The 20s were a time of self-definition, as it should have been. I'm little like that person who walked across the stage and down the aisle, but that's not to say that person was lacking. She was just right for that time. But I like the person I am now. My mind feels clearer, my body feels healthier and my heart feels lighter. I'm more comfortable in my skin and with that I feel I can enjoy the gifts I have been given.
With my husband and children by my side, I know the 30s have great things in store.
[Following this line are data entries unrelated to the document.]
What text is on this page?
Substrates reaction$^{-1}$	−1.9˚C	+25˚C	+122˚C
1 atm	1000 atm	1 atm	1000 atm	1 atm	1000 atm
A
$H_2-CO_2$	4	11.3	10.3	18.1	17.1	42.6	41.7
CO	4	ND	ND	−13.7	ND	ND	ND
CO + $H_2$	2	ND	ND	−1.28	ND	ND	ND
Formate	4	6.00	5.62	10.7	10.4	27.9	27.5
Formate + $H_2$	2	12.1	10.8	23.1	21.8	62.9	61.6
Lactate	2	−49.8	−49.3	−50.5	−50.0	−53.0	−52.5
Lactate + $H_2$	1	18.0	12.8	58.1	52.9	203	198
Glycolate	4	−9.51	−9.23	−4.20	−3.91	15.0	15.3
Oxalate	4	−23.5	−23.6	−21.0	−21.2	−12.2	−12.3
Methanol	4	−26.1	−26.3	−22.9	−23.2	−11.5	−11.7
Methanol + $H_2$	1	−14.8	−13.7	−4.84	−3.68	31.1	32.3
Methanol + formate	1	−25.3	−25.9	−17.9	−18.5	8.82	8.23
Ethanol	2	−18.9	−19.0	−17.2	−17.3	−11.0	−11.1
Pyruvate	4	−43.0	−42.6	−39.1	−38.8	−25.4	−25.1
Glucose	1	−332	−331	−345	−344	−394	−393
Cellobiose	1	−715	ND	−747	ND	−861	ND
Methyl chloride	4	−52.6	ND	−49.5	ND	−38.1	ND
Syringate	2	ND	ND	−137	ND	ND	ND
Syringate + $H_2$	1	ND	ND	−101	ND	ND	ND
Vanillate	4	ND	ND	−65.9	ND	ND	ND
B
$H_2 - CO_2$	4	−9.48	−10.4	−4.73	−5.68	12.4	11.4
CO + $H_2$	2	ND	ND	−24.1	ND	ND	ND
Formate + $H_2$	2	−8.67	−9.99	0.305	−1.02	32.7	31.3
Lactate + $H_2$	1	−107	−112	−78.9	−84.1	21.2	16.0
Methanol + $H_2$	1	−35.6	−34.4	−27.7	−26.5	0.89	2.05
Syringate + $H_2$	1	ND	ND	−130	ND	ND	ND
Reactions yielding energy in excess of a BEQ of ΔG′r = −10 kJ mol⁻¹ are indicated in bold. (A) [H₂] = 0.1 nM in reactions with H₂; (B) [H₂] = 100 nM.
I can't wait.

Tuesday, July 6, 2004

We've done a bit of the movie thing lately

So here are some spoiler-free comments on three movies we've seen lately.

Before the trip Ian and I took the girls to see "Harry Potter and the Prisoner of Azkaban." We actually got to see it several days before the United States and most of the rest of the world so I formed my own opinion early. Why was so much of the backstory left our when it was clear a couple minutes in several spots would have added so much and made the story make sense even without having read the book? Why was the awe taken out of Harry's Patronus? The time travel was done very well and Gary Oldman made a good Sirius Black. Wow, the kids are growing up!
On Saturday, we saw "Spiderman 2" especially because it was Ian's birthday. We agreed that it was a bigger movie than the first one but more complicated. Dr. Octopus ("Throw me the idol! I throw you de lamp!") was well-done and the best sequence was on the train. The hospital scene was disturbing and for that part alone I wish we hadn't brought the boys.
Thanks to Netflix, we watched "Osama", the first movie released from Afghanistan since the fall of the Taliban. It's a story about a girl living with her mother and grandmother. Her father died so they have no means of income since women are forbidden to work. They also aren't allowed out since women could not be seen without an accompanying male. The story follows their desperate measures to continue living and the misery and fear of the girl who comes to be called Osama. Her hopelessness is palpable.